In the 1950’s high school graduates adopted the tradition. Their parents felt that the class ring was a sign of accomplishment, a symbol of wealth and the chance to have bragging rights in regards to their family. The class ring signifies many different things. One is the “rites of passage”; it shows the graduate’s transition into a new life from being a child to being an adult. Some schools commemorate this by allowing a family member or friend to turn the graduate’s ring around, to signify their transitions. Young men often give the ring to a girl that they consider special with the intent that someday they will marry. It was also used to show wealth or pride of a family, that their child graduated from a prestigious school. An alumnus uses the rings as a way to identify former classmates and instructors.
The 1960’s and 70’s saw a decline in the purchasing of the class ring. About only half of graduating high school seniors purchased them. They felt that that were more pressing matters going on around them, so they could not be bothered by something as trivial as a class ring. Also, those decades saw an increase in the price of gold and that affected the price of the gold class ring. Instead of paying a mere 60.00 or 70.00 for a ring, the price went up to over 200.00.
The economy is one of the key factors in ring purchases today. Families must decide whether they can fit this expense into their budgets. Class rings can cost well over 1,000.00. To accommodate families in tight economic situations, some ring companies have introduced rings made of nonprecious metals. Future graduates and their parents focus more on senior heads (pictures), varsity jackets and the prom as remembrances. Ring manufacturers have also derived innovative ways to work with families that are hard pressed for cash. The traditional metal that was used in making the rings was gold. But as the economy changed and the price of gold went up, creative students and jewelers used different metals to design the rings. They now offer alternatives to the traditional class ring such as bracelets and necklaces.

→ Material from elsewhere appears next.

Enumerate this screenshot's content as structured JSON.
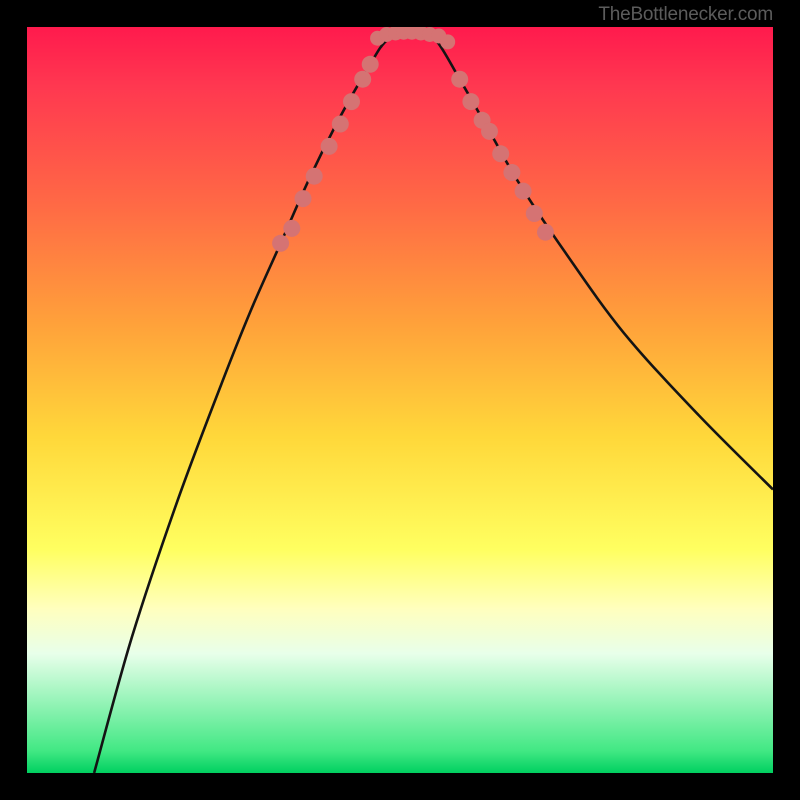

Class rings are designed to show school pride and the accomplishments of the graduate. The designs were of the school’s mascot or the emblem of the school. Students now have the rings designed to include their birthdates, clubs, sports or academic achievements, their initials and even special messages. One ring manufacturer has setup a website where the student can design their rings. Users of the site can start from scratch, creating something that will assist them in recalling their school years, their accomplishment and fond memories. The ring is to be worn on the right hand ring finger.
Whether a graduating student symbolizes their school experiences by photo, yearbooks, the prom or articles of clothing, the only symbol that has the capacity of being a tangible family heirloom is the class ring.